You are viewing a plain text version of this content. The canonical link for it is here.
Posted to commits@kylin.apache.org by xx...@apache.org on 2021/01/04 06:05:07 UTC
[kylin] 04/06: KYLIN-4818 Performance profile for
CuboidStatisticsJob
This is an automated email from the ASF dual-hosted git repository.

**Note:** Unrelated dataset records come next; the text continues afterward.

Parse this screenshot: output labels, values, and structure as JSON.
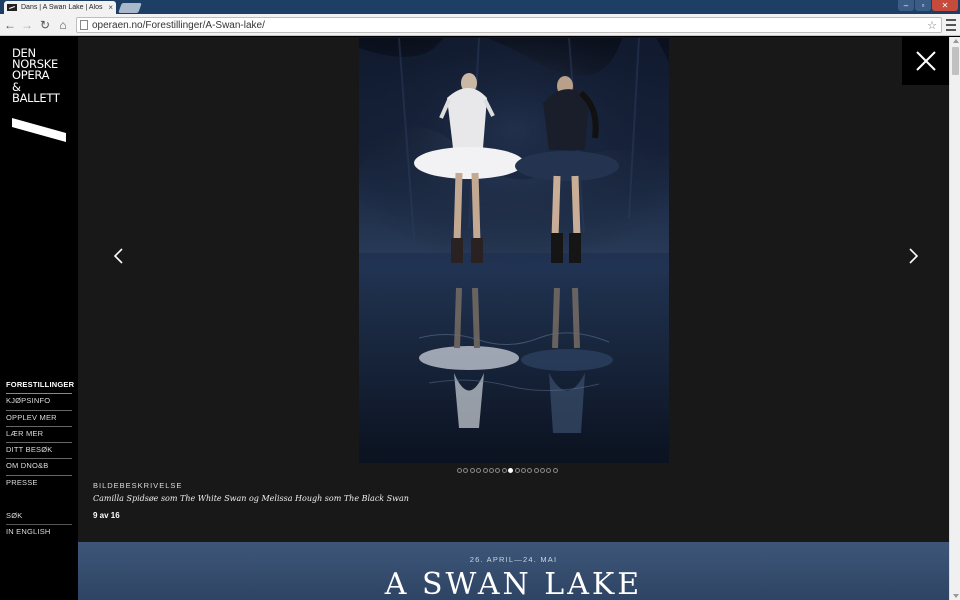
{
  "browser": {
    "tab_title": "Dans | A Swan Lake | Alos",
    "tab_close": "×",
    "url": "operaen.no/Forestillinger/A-Swan-lake/",
    "window_controls": {
      "minimize": "–",
      "maximize": "▫",
      "close": "✕"
    },
    "nav": {
      "back": "←",
      "forward": "→",
      "reload": "↻",
      "home": "⌂",
      "star": "☆"
    }
  },
  "sidebar": {
    "logo_lines": [
      "DEN",
      "NORSKE",
      "OPERA",
      "&",
      "BALLETT"
    ],
    "nav_items": [
      {
        "label": "FORESTILLINGER",
        "active": true
      },
      {
        "label": "KJØPSINFO"
      },
      {
        "label": "OPPLEV MER"
      },
      {
        "label": "LÆR MER"
      },
      {
        "label": "DITT BESØK"
      },
      {
        "label": "OM DNO&B"
      },
      {
        "label": "PRESSE"
      }
    ],
    "extra_items": [
      {
        "label": "SØK"
      },
      {
        "label": "IN ENGLISH"
      }
    ]
  },
  "lightbox": {
    "caption_label": "BILDEBESKRIVELSE",
    "caption_text": "Camilla Spidsøe som The White Swan og Melissa Hough som The Black Swan",
    "counter": "9 av 16",
    "total_images": 16,
    "current_index": 9,
    "icons": {
      "prev": "chevron-left-icon",
      "next": "chevron-right-icon",
      "close": "close-icon"
    }
  },
  "hero": {
    "date": "26. APRIL—24. MAI",
    "title": "A SWAN LAKE"
  },
  "colors": {
    "page_bg": "#181818",
    "sidebar_bg": "#000000",
    "hero_bg": "#3d5678",
    "tabstrip": "#1d3f66"
  }
}
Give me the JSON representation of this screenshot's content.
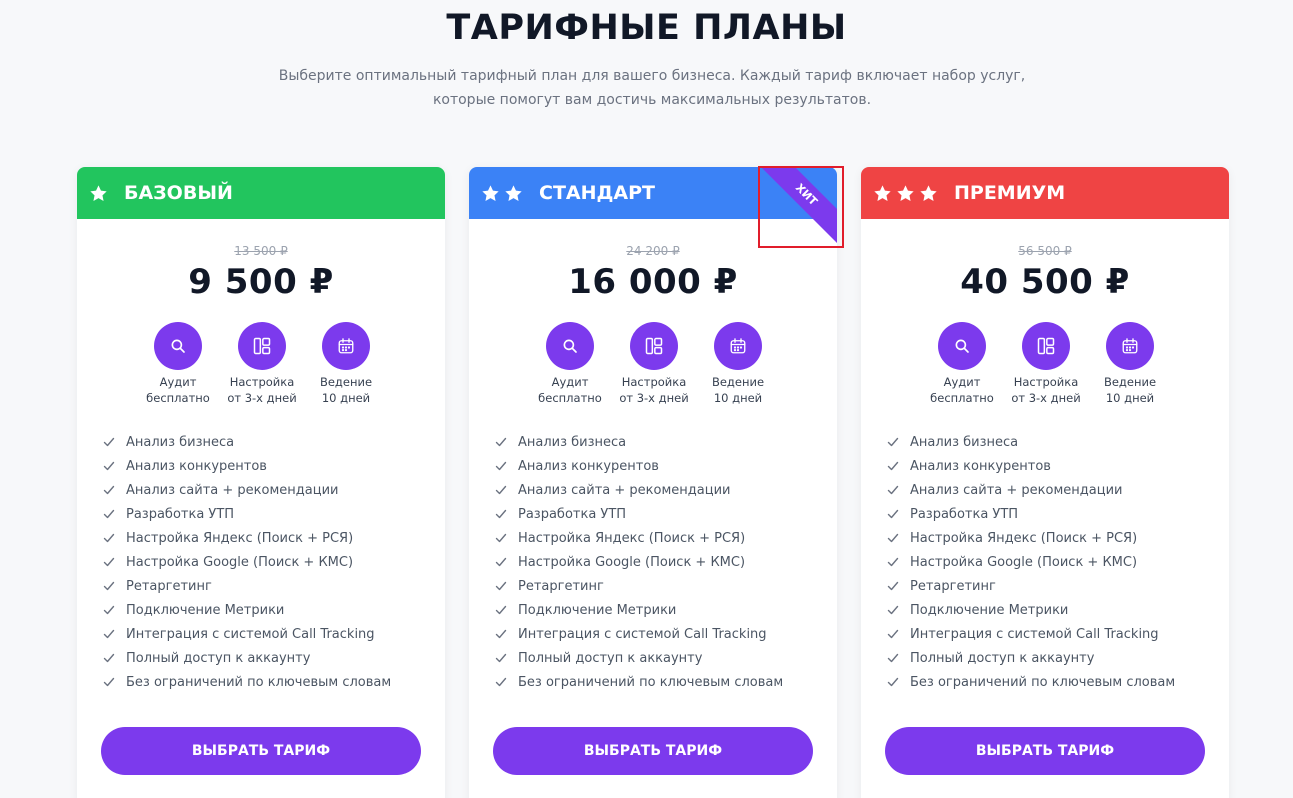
{
  "page": {
    "title": "ТАРИФНЫЕ ПЛАНЫ",
    "subtitle": "Выберите оптимальный тарифный план для вашего бизнеса. Каждый тариф включает набор услуг, которые помогут вам достичь максимальных результатов."
  },
  "colors": {
    "accent": "#7c3aed",
    "basic_header": "#22c55e",
    "standard_header": "#3b82f6",
    "premium_header": "#ef4444",
    "highlight_box": "#e11d2b"
  },
  "features": [
    {
      "icon": "search-icon",
      "label": "Аудит\nбесплатно"
    },
    {
      "icon": "layout-icon",
      "label": "Настройка\nот 3-х дней"
    },
    {
      "icon": "calendar-icon",
      "label": "Ведение\n10 дней"
    }
  ],
  "checklist": [
    "Анализ бизнеса",
    "Анализ конкурентов",
    "Анализ сайта + рекомендации",
    "Разработка УТП",
    "Настройка Яндекс (Поиск + РСЯ)",
    "Настройка Google (Поиск + КМС)",
    "Ретаргетинг",
    "Подключение Метрики",
    "Интеграция с системой Call Tracking",
    "Полный доступ к аккаунту",
    "Без ограничений по ключевым словам"
  ],
  "plans": [
    {
      "name": "БАЗОВЫЙ",
      "stars": 1,
      "old_price": "13 500 ₽",
      "price": "9 500 ₽",
      "button": "ВЫБРАТЬ ТАРИФ"
    },
    {
      "name": "СТАНДАРТ",
      "stars": 2,
      "old_price": "24 200 ₽",
      "price": "16 000 ₽",
      "button": "ВЫБРАТЬ ТАРИФ",
      "ribbon": "ХИТ"
    },
    {
      "name": "ПРЕМИУМ",
      "stars": 3,
      "old_price": "56 500 ₽",
      "price": "40 500 ₽",
      "button": "ВЫБРАТЬ ТАРИФ"
    }
  ]
}
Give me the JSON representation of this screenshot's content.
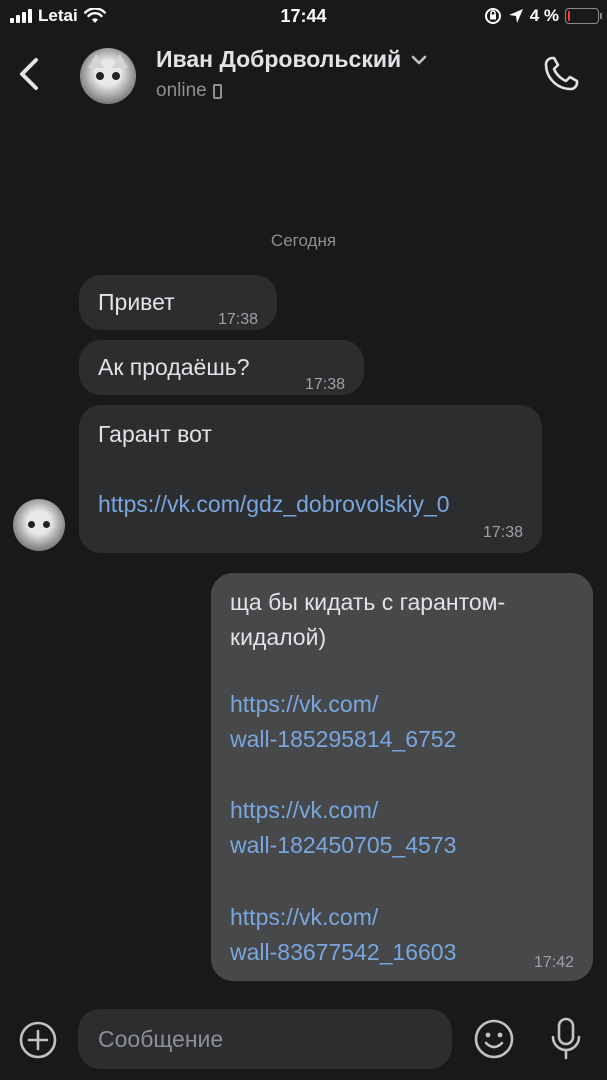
{
  "status_bar": {
    "carrier": "Letai",
    "time": "17:44",
    "battery": "4 %",
    "battery_level": 0.04
  },
  "header": {
    "contact_name": "Иван Добровольский",
    "status": "online",
    "icons": {
      "back": "chevron-left-icon",
      "dropdown": "chevron-down-icon",
      "call": "phone-icon",
      "device": "mobile-device-icon"
    }
  },
  "date_separator": "Сегодня",
  "messages": [
    {
      "direction": "in",
      "text": "Привет",
      "time": "17:38"
    },
    {
      "direction": "in",
      "text": "Ак продаёшь?",
      "time": "17:38"
    },
    {
      "direction": "in",
      "text": "Гарант вот",
      "link": "https://vk.com/gdz_dobrovolskiy_0",
      "time": "17:38"
    },
    {
      "direction": "out",
      "text_line1": "ща бы кидать с гарантом-",
      "text_line2": "кидалой)",
      "links": [
        {
          "line1": "https://vk.com/",
          "line2": "wall-185295814_6752"
        },
        {
          "line1": "https://vk.com/",
          "line2": "wall-182450705_4573"
        },
        {
          "line1": "https://vk.com/",
          "line2": "wall-83677542_16603"
        }
      ],
      "time": "17:42"
    }
  ],
  "composer": {
    "placeholder": "Сообщение",
    "icons": {
      "attach": "plus-circle-icon",
      "emoji": "emoji-icon",
      "voice": "microphone-icon"
    }
  }
}
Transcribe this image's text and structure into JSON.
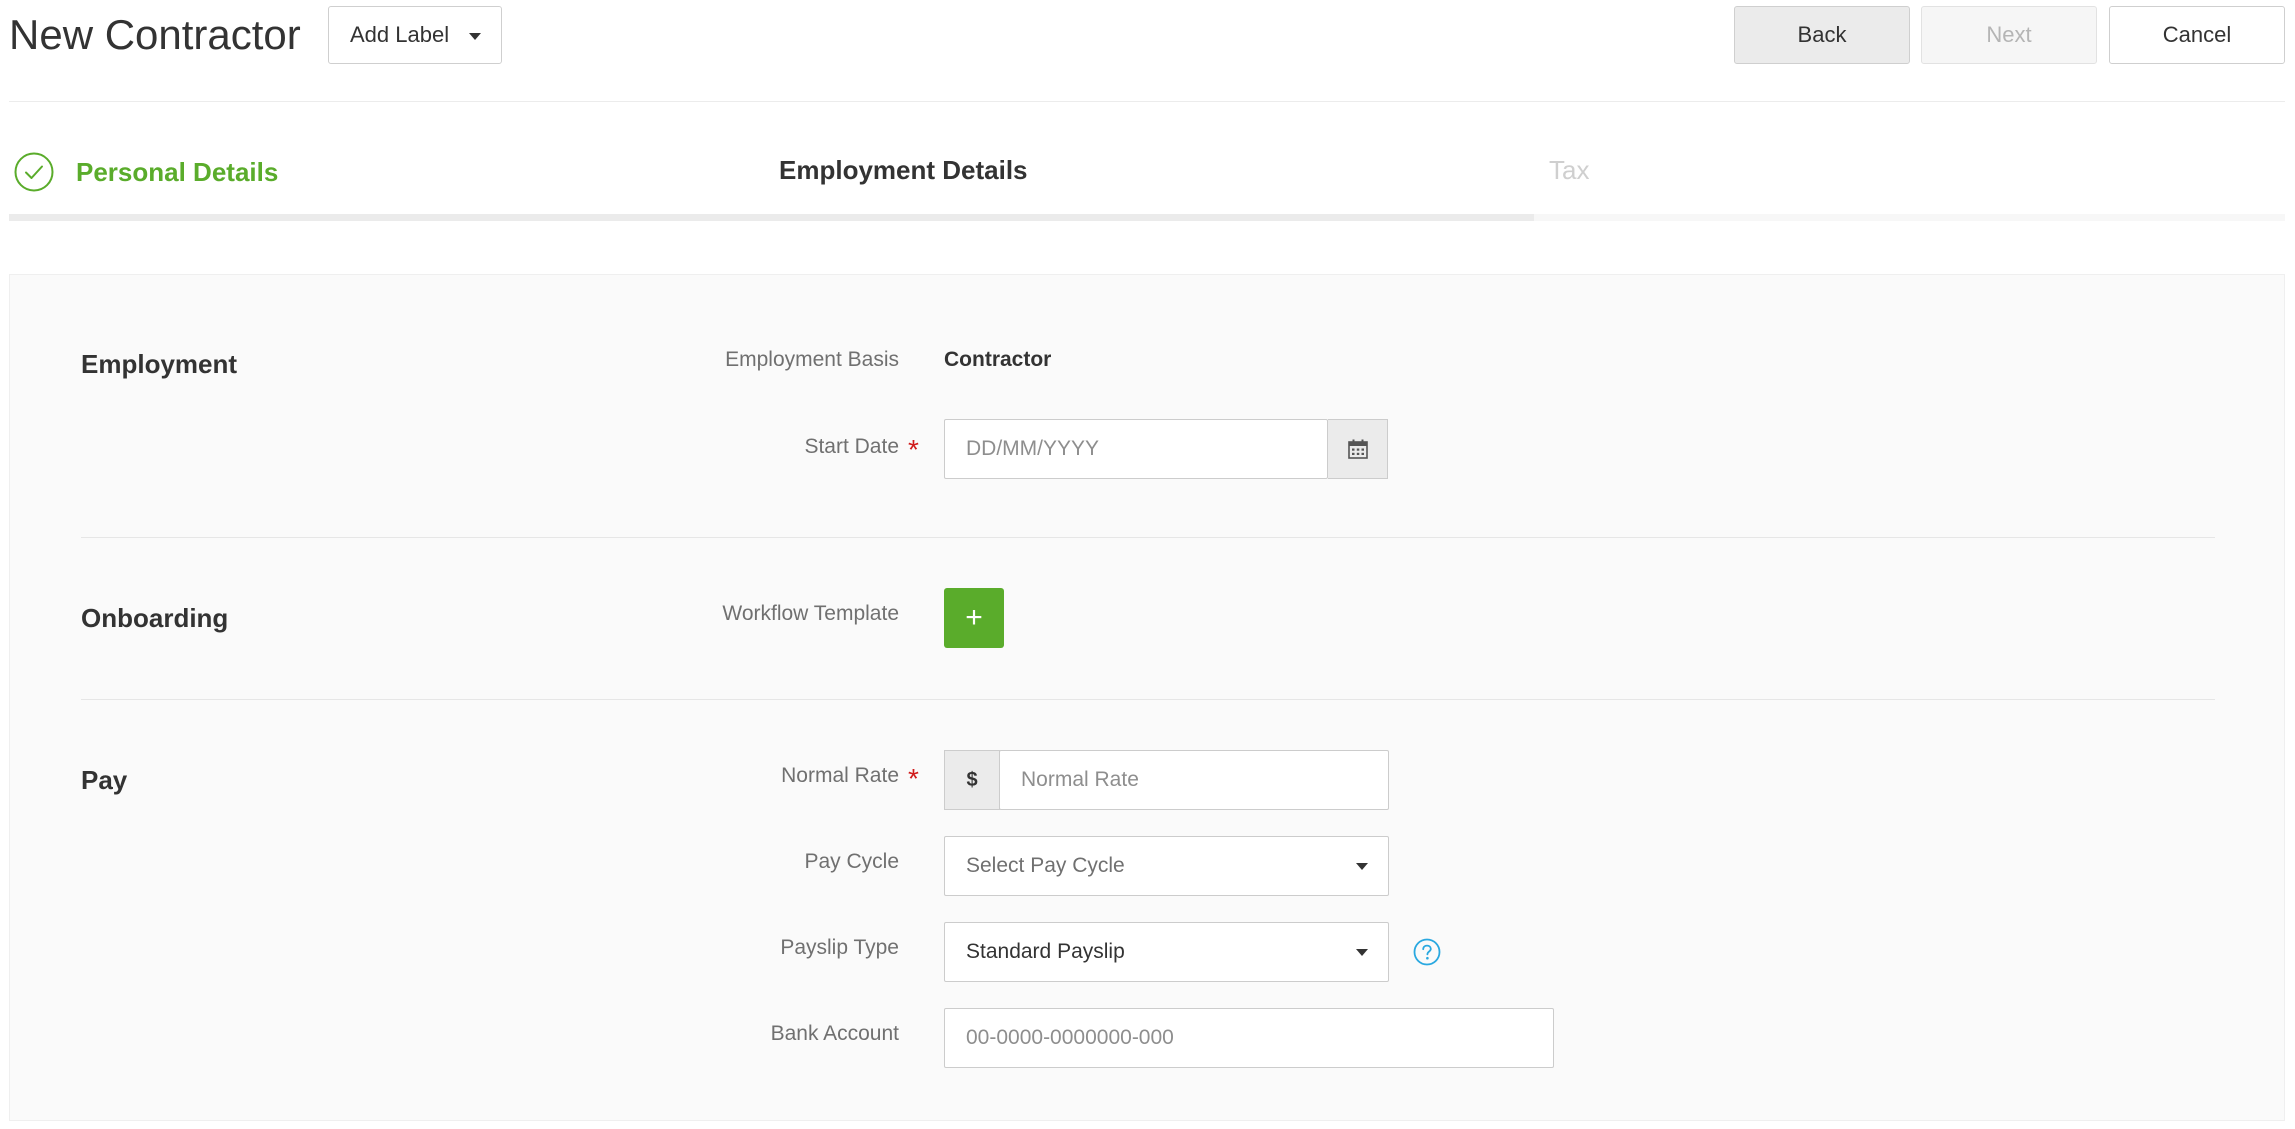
{
  "header": {
    "title": "New Contractor",
    "add_label": "Add Label",
    "back_label": "Back",
    "next_label": "Next",
    "cancel_label": "Cancel"
  },
  "stepper": {
    "steps": [
      {
        "label": "Personal Details",
        "state": "completed"
      },
      {
        "label": "Employment Details",
        "state": "active"
      },
      {
        "label": "Tax",
        "state": "upcoming"
      }
    ],
    "progress_percent": 67,
    "icons": {
      "completed": "check-circle-icon"
    }
  },
  "form": {
    "employment": {
      "title": "Employment",
      "employment_basis_label": "Employment Basis",
      "employment_basis_value": "Contractor",
      "start_date_label": "Start Date",
      "start_date_required": "*",
      "start_date_placeholder": "DD/MM/YYYY",
      "start_date_value": "",
      "calendar_icon": "calendar-icon"
    },
    "onboarding": {
      "title": "Onboarding",
      "workflow_template_label": "Workflow Template",
      "add_button_label": "+"
    },
    "pay": {
      "title": "Pay",
      "normal_rate_label": "Normal Rate",
      "normal_rate_required": "*",
      "currency_symbol": "$",
      "normal_rate_placeholder": "Normal Rate",
      "normal_rate_value": "",
      "pay_cycle_label": "Pay Cycle",
      "pay_cycle_value": "Select Pay Cycle",
      "payslip_type_label": "Payslip Type",
      "payslip_type_value": "Standard Payslip",
      "help_icon": "question-circle-icon",
      "bank_account_label": "Bank Account",
      "bank_account_placeholder": "00-0000-0000000-000",
      "bank_account_value": ""
    }
  },
  "colors": {
    "accent_green": "#5aac2b",
    "required_red": "#d01b1b",
    "help_blue": "#29a8e0",
    "disabled_text": "#b5b5b5"
  }
}
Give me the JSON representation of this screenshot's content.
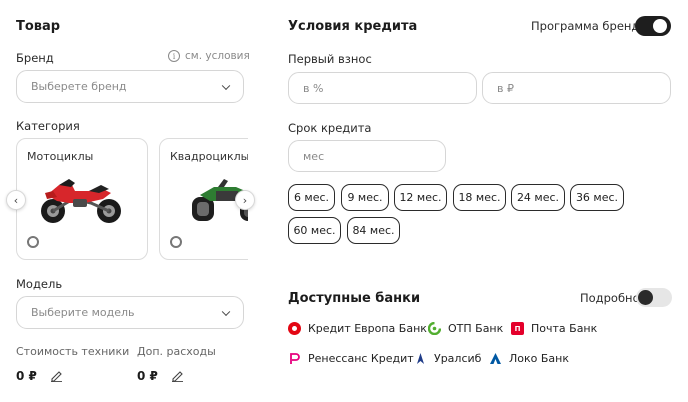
{
  "product": {
    "title": "Товар",
    "brand_label": "Бренд",
    "see_conditions": "см. условия",
    "brand_placeholder": "Выберете бренд",
    "category_label": "Категория",
    "categories": [
      {
        "label": "Мотоциклы"
      },
      {
        "label": "Квадроциклы"
      }
    ],
    "model_label": "Модель",
    "model_placeholder": "Выберите модель",
    "cost_label": "Стоимость техники",
    "cost_value": "0 ₽",
    "extra_label": "Доп. расходы",
    "extra_value": "0 ₽"
  },
  "credit": {
    "title": "Условия кредита",
    "brand_program_label": "Программа бренда",
    "brand_program_on": true,
    "down_payment_label": "Первый взнос",
    "down_payment_percent_placeholder": "в %",
    "down_payment_rub_placeholder": "в ₽",
    "term_label": "Срок кредита",
    "term_placeholder": "мес",
    "term_chips": [
      "6 мес.",
      "9 мес.",
      "12 мес.",
      "18 мес.",
      "24 мес.",
      "36 мес.",
      "60 мес.",
      "84 мес."
    ]
  },
  "banks": {
    "title": "Доступные банки",
    "details_label": "Подробно",
    "details_on": false,
    "items": [
      {
        "name": "Кредит Европа Банк",
        "color": "#e30613"
      },
      {
        "name": "ОТП Банк",
        "color": "#52ae30"
      },
      {
        "name": "Почта Банк",
        "color": "#e4002b"
      },
      {
        "name": "Ренессанс Кредит",
        "color": "#e6007e"
      },
      {
        "name": "Уралсиб",
        "color": "#1f3c88"
      },
      {
        "name": "Локо Банк",
        "color": "#0058a3"
      }
    ]
  },
  "colors": {
    "toggle_on": "#1e1e1e",
    "toggle_off": "#e6e6e6"
  }
}
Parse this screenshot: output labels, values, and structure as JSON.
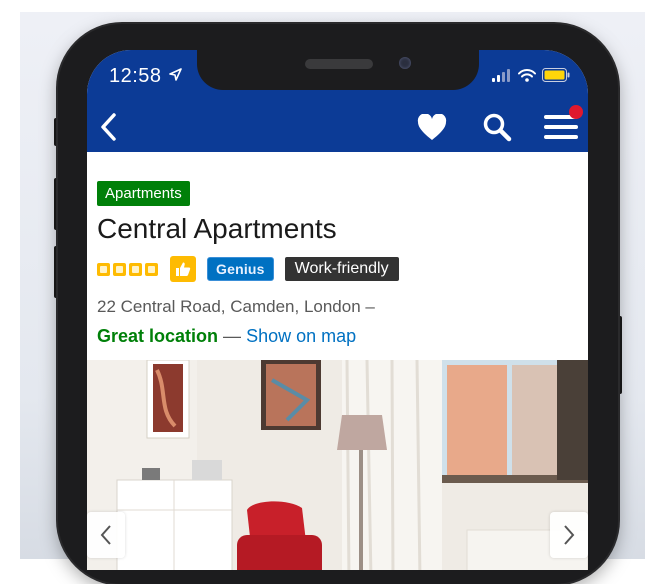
{
  "status_bar": {
    "time": "12:58"
  },
  "header": {
    "back_icon": "chevron-left-icon",
    "favorite_icon": "heart-icon",
    "search_icon": "search-icon",
    "menu_icon": "hamburger-menu-icon",
    "background_color": "#0c3b96",
    "notification_dot_color": "#e0182d"
  },
  "property": {
    "type_badge": "Apartments",
    "name": "Central Apartments",
    "star_count": 4,
    "genius_label": "Genius",
    "work_friendly_label": "Work-friendly",
    "address": "22 Central Road, Camden, London –",
    "location_label": "Great location",
    "separator": "—",
    "show_on_map": "Show on map"
  },
  "gallery": {
    "prev_icon": "chevron-left-icon",
    "next_icon": "chevron-right-icon"
  },
  "colors": {
    "green": "#008009",
    "link_blue": "#0071c2",
    "star_yellow": "#febb02"
  }
}
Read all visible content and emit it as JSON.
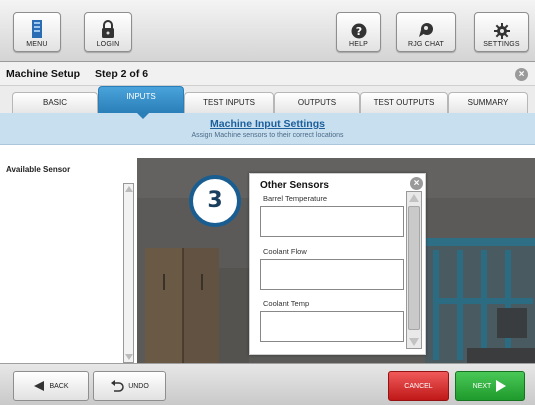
{
  "toolbar": {
    "menu_label": "MENU",
    "login_label": "LOGIN",
    "help_label": "HELP",
    "chat_label": "RJG CHAT",
    "settings_label": "SETTINGS"
  },
  "header": {
    "title": "Machine Setup",
    "step": "Step 2 of 6"
  },
  "tabs": [
    {
      "label": "BASIC",
      "active": false
    },
    {
      "label": "INPUTS",
      "active": true
    },
    {
      "label": "TEST INPUTS",
      "active": false
    },
    {
      "label": "OUTPUTS",
      "active": false
    },
    {
      "label": "TEST OUTPUTS",
      "active": false
    },
    {
      "label": "SUMMARY",
      "active": false
    }
  ],
  "banner": {
    "title": "Machine Input Settings",
    "subtitle": "Assign Machine sensors to their correct locations"
  },
  "left_panel": {
    "heading": "Available Sensor"
  },
  "step_badge": "3",
  "modal": {
    "title": "Other Sensors",
    "fields": [
      {
        "label": "Barrel Temperature",
        "value": ""
      },
      {
        "label": "Coolant Flow",
        "value": ""
      },
      {
        "label": "Coolant Temp",
        "value": ""
      }
    ]
  },
  "bottom": {
    "back_label": "BACK",
    "undo_label": "UNDO",
    "cancel_label": "CANCEL",
    "next_label": "NEXT"
  },
  "colors": {
    "accent": "#2a7fb8",
    "banner": "#c8dff0",
    "cancel": "#c01818",
    "next": "#1f9a2c"
  }
}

xxyu pushed a commit to branch kylin-on-parquet-v2
in repository https://gitbox.apache.org/repos/asf/kylin.git
commit d8e5db8457bf5bbd1ae05b9360c5ae48038b57fb
Author: XiaoxiangYu <xx...@apache.org>
AuthorDate: Mon Dec 7 21:30:43 2020 +0800
KYLIN-4818 Performance profile for CuboidStatisticsJob
---
.../kylin/engine/mr/common/CubeStatsReader.java | 11 +++++---
.../engine/mr/common/CuboidRecommenderUtil.java | 6 ++--
.../org/apache/kylin/common/KylinConfigBase.java | 20 ++++++++++++--
.../src/main/resources/kylin-defaults.properties | 2 +-
.../cube/cuboid/algorithm/CuboidRecommender.java | 3 +-
.../cuboid/algorithm/greedy/GreedyAlgorithm.java | 16 +++++------
.../org/apache/kylin/cube/kv/CubeDimEncMap.java | 2 ++
.../kylin/engine/spark/job/NSparkExecutable.java | 7 +++--
.../kylin/engine/spark/job/CubeBuildJob.java | 6 +++-
.../engine/spark/job/CuboidStatisticsJob.scala | 32 +++++++++++++++++++---
10 files changed, 80 insertions(+), 25 deletions(-)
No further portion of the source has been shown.